Jury in Kobe Bryant crash photos case is urged to award $75 million in damages

LOS ANGELES — Kobe Bryant’s widow and a family friend deserve $75 million in damages for the emotional distress they’re enduring after emergency personnel shared grisly photos of a helicopter crash site where the former basketball star was killed, a jury was told.

Vanessa Bryant and Christopher Chester, an Orange County financial adviser who lost his wife and daughter in the crash, face the rest of their lives living in fear the photos of their deceased family members will appear somewhere in public or online, Vanessa Bryant’s lawyer Craig Lavoie told the nine members of the jury in Los Angeles federal court Tuesday.

“Either the photos will surface and their worst fears will have been realized or they will live in fear that day will come,” Lavoie said in closing arguments on the 10th day of the trial.

Bryant and Chester sued the Los Angeles sheriff’s and fire departments claiming their constitutional right was violated when emergency personnel attending the crash scene took photos with their phones and then circulated them to friends and colleagues.

Public dissemination of family members’ death images that “shocks the conscience” would violate due process rights in California.
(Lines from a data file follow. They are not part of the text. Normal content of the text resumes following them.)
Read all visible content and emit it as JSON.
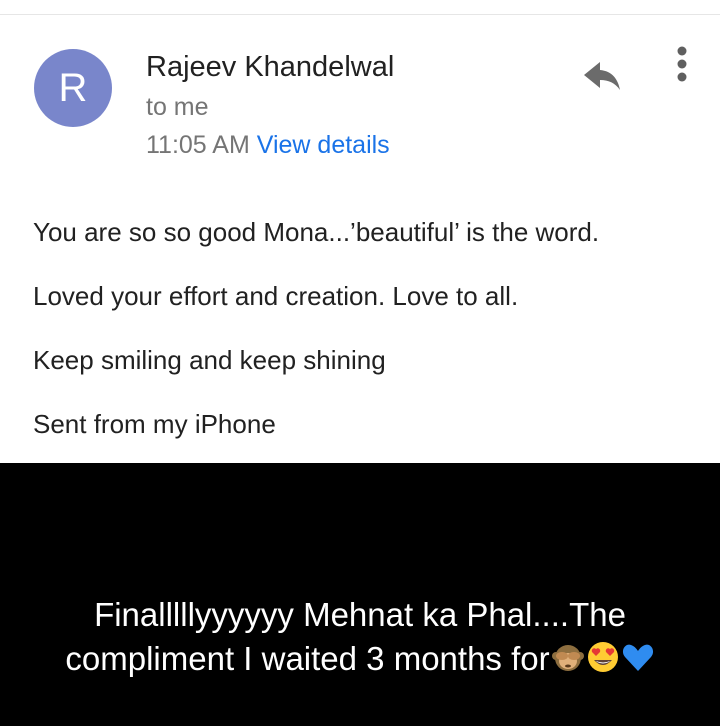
{
  "email": {
    "avatar_letter": "R",
    "sender_name": "Rajeev Khandelwal",
    "recipient": "to me",
    "time": "11:05 AM",
    "view_details": "View details",
    "body": [
      "You are so so good Mona...’beautiful’ is the word.",
      "Loved your effort and creation. Love to all.",
      "Keep smiling and keep shining",
      "Sent from my iPhone"
    ],
    "icons": {
      "reply": "reply-icon",
      "more": "more-vertical-icon"
    },
    "colors": {
      "avatar_bg": "#7986cb",
      "link": "#1a73e8",
      "secondary_text": "#757575"
    }
  },
  "caption": {
    "text": "Finalllllyyyyyy Mehnat ka Phal....The compliment I waited 3 months for",
    "emojis": [
      "see-no-evil-monkey",
      "heart-eyes-face",
      "blue-heart"
    ]
  }
}
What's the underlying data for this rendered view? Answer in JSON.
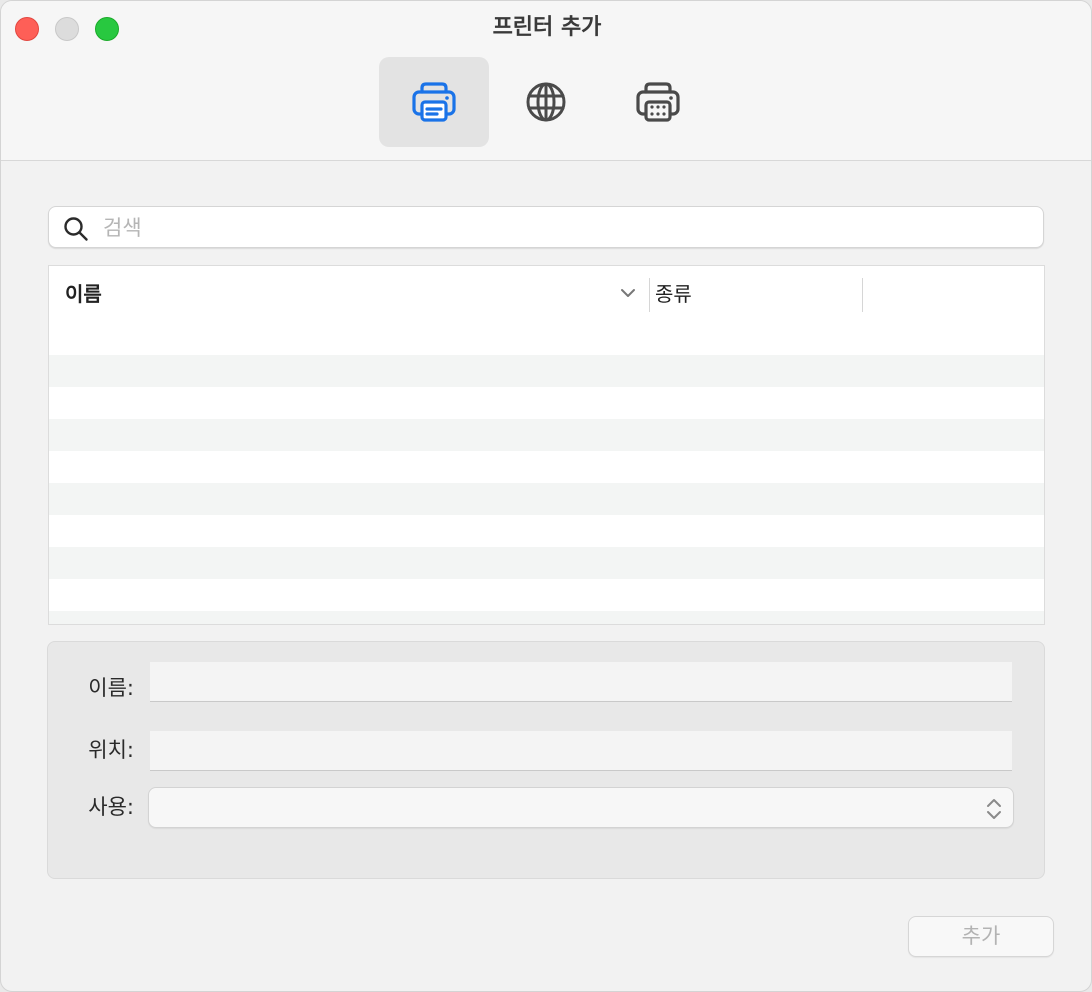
{
  "window": {
    "title": "프린터 추가"
  },
  "toolbar": {
    "tabs": [
      {
        "icon": "printer-icon",
        "active": true
      },
      {
        "icon": "globe-icon",
        "active": false
      },
      {
        "icon": "windows-printer-icon",
        "active": false
      }
    ]
  },
  "search": {
    "placeholder": "검색",
    "value": ""
  },
  "table": {
    "columns": [
      {
        "label": "이름",
        "sorted": true
      },
      {
        "label": "종류",
        "sorted": false
      }
    ],
    "rows": []
  },
  "details": {
    "name_label": "이름:",
    "name_value": "",
    "location_label": "위치:",
    "location_value": "",
    "use_label": "사용:",
    "use_value": ""
  },
  "actions": {
    "add_label": "추가",
    "add_enabled": false
  },
  "colors": {
    "accent": "#1a73e8",
    "close": "#fe5f57",
    "zoom": "#28c840"
  }
}
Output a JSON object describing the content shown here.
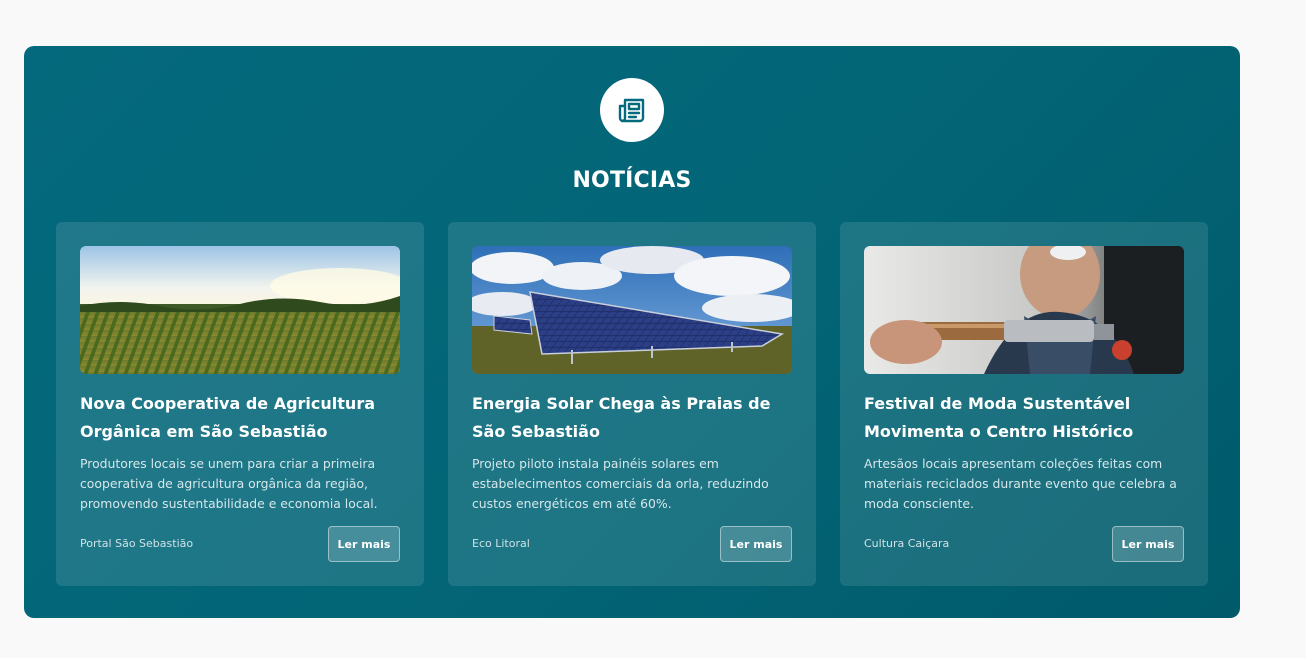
{
  "section": {
    "icon": "newspaper-icon",
    "title": "NOTÍCIAS"
  },
  "colors": {
    "panel": "#036677",
    "badge": "#ffffff",
    "icon": "#046a7d"
  },
  "news": [
    {
      "image": "farm-field-image",
      "title": "Nova Cooperativa de Agricultura Orgânica em São Sebastião",
      "summary": "Produtores locais se unem para criar a primeira cooperativa de agricultura orgânica da região, promovendo sustentabilidade e economia local.",
      "source": "Portal São Sebastião",
      "button": "Ler mais"
    },
    {
      "image": "solar-panels-image",
      "title": "Energia Solar Chega às Praias de São Sebastião",
      "summary": "Projeto piloto instala painéis solares em estabelecimentos comerciais da orla, reduzindo custos energéticos em até 60%.",
      "source": "Eco Litoral",
      "button": "Ler mais"
    },
    {
      "image": "artisan-craft-image",
      "title": "Festival de Moda Sustentável Movimenta o Centro Histórico",
      "summary": "Artesãos locais apresentam coleções feitas com materiais reciclados durante evento que celebra a moda consciente.",
      "source": "Cultura Caiçara",
      "button": "Ler mais"
    }
  ]
}
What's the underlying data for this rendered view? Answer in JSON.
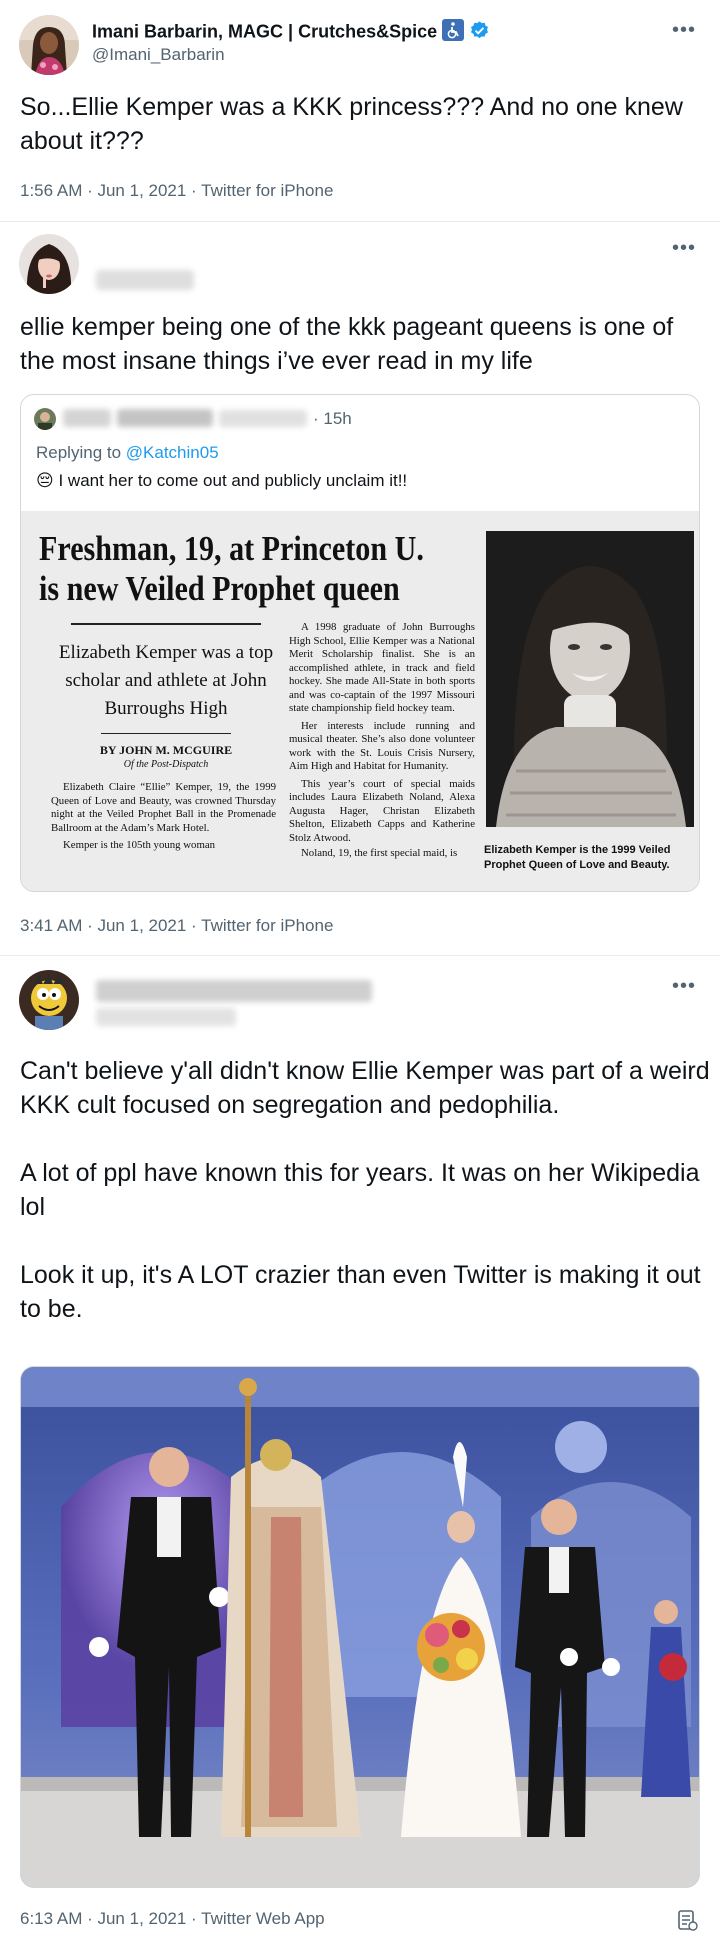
{
  "tweets": [
    {
      "author_name": "Imani Barbarin, MAGC | Crutches&Spice",
      "author_handle": "@Imani_Barbarin",
      "text": "So...Ellie Kemper was a KKK princess??? And no one knew about it???",
      "meta": "1:56 AM · Jun 1, 2021 · Twitter for iPhone"
    },
    {
      "text": "ellie kemper being one of the kkk pageant queens is one of the most insane things i’ve ever read in my life",
      "meta": "3:41 AM · Jun 1, 2021 · Twitter for iPhone",
      "quote": {
        "time": "· 15h",
        "reply_prefix": "Replying to ",
        "reply_handle": "@Katchin05",
        "emoji": "😔",
        "text": "I want her to come out and publicly unclaim it!!",
        "clipping": {
          "headline_1": "Freshman, 19, at Princeton U.",
          "headline_2": "is new Veiled Prophet queen",
          "subhead": "Elizabeth Kemper was a top scholar and athlete at John Burroughs High",
          "byline": "BY JOHN M. MCGUIRE",
          "byline_sub": "Of the Post-Dispatch",
          "col1": "Elizabeth Claire “Ellie” Kemper, 19, the 1999 Queen of Love and Beauty, was crowned Thursday night at the Veiled Prophet Ball in the Promenade Ballroom at the Adam’s Mark Hotel.",
          "col1b": "Kemper is the 105th young woman",
          "col2a": "A 1998 graduate of John Burroughs High School, Ellie Kemper was a National Merit Scholarship finalist. She is an accomplished athlete, in track and field hockey. She made All-State in both sports and was co-captain of the 1997 Missouri state championship field hockey team.",
          "col2b": "Her interests include running and musical theater. She’s also done volunteer work with the St. Louis Crisis Nursery, Aim High and Habitat for Humanity.",
          "col2c": "This year’s court of special maids includes Laura Elizabeth Noland, Alexa Augusta Hager, Christan Elizabeth Shelton, Elizabeth Capps and Katherine Stolz Atwood.",
          "col2d": "Noland, 19, the first special maid, is",
          "caption": "Elizabeth Kemper is the 1999 Veiled Prophet Queen of Love and Beauty."
        }
      }
    },
    {
      "text_p1": "Can't believe y'all didn't know Ellie Kemper was part of a weird KKK cult focused on segregation and pedophilia.",
      "text_p2": "A lot of ppl have known this for years. It was on her Wikipedia lol",
      "text_p3": "Look it up, it's A LOT crazier than even Twitter is making it out to be.",
      "meta": "6:13 AM · Jun 1, 2021 · Twitter Web App"
    }
  ],
  "icons": {
    "more": "more-options-icon",
    "wheelchair": "wheelchair-icon",
    "verified": "verified-badge-icon",
    "source": "analytics-icon"
  },
  "colors": {
    "link": "#1d9bf0",
    "secondary_text": "#536471",
    "border": "#e6ecf0"
  }
}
If the jury finds that occurred, it will then have to determine whether the departments had inadequate policies and training, or whether it was custom and practice for emergency personnel to take such pictures.

Lavoie told the jury evidence in the trial showed there were no policies in place and emergency personnel have been taking death images since the invention of the Polaroid to keep as mementos.

Los Angeles County will have an opportunity to rebut those claims in its arguments Wednesday.

Jerome Jackson, a lawyer for Chester, suggested to the jury that it should award each of the plaintiffs $2.5 million for their suffering in the past two years, and as much as $1 million a year for the rest of their lives. He calculated Chester, who is 48, should get $30 million, while Vanessa Bryant should be awarded $40 million in future damages.

Kobe Bryant, widely regarded as one of the best professional basketball players of all time who spent his 20-year career playing for the Los Angeles Lakers, was killed with his daughter and seven others when the helicopter they were traveling in crashed in cloudy weather in January 2020.

The closing arguments in the trial occurred on what would’ve been Kobe Bryant’s 44th birthday.

“We’re asking for justice and accountability on his behalf,” Lavoie told the jury.

The jury heard earlier in the trial that a sheriff’s deputy shared graphic photos from the scene with a fellow deputy while the two were playing the video game “Call of Duty.” Another deputy admitted showing pictures to a bartender while a firefighter showed photos on his phone to a small group of people who were attending an awards ceremony in February 2020.

Many of those involved in sharing the photos wiped or got rid of their phones, making it impossible to figure out if the pictures were disseminated further, Lavoie said.

Jackson said he got a voice message last week from a woman claiming she saw, or knew where photos of the crash scene were, and that someone had a link and would share them for a fee.

“It sent a chill down my spine,” Jackson told the jury.

The case is Bryant v. County of Los Angeles, 20-cv-09582, US District Court, Central District of California (Los Angeles).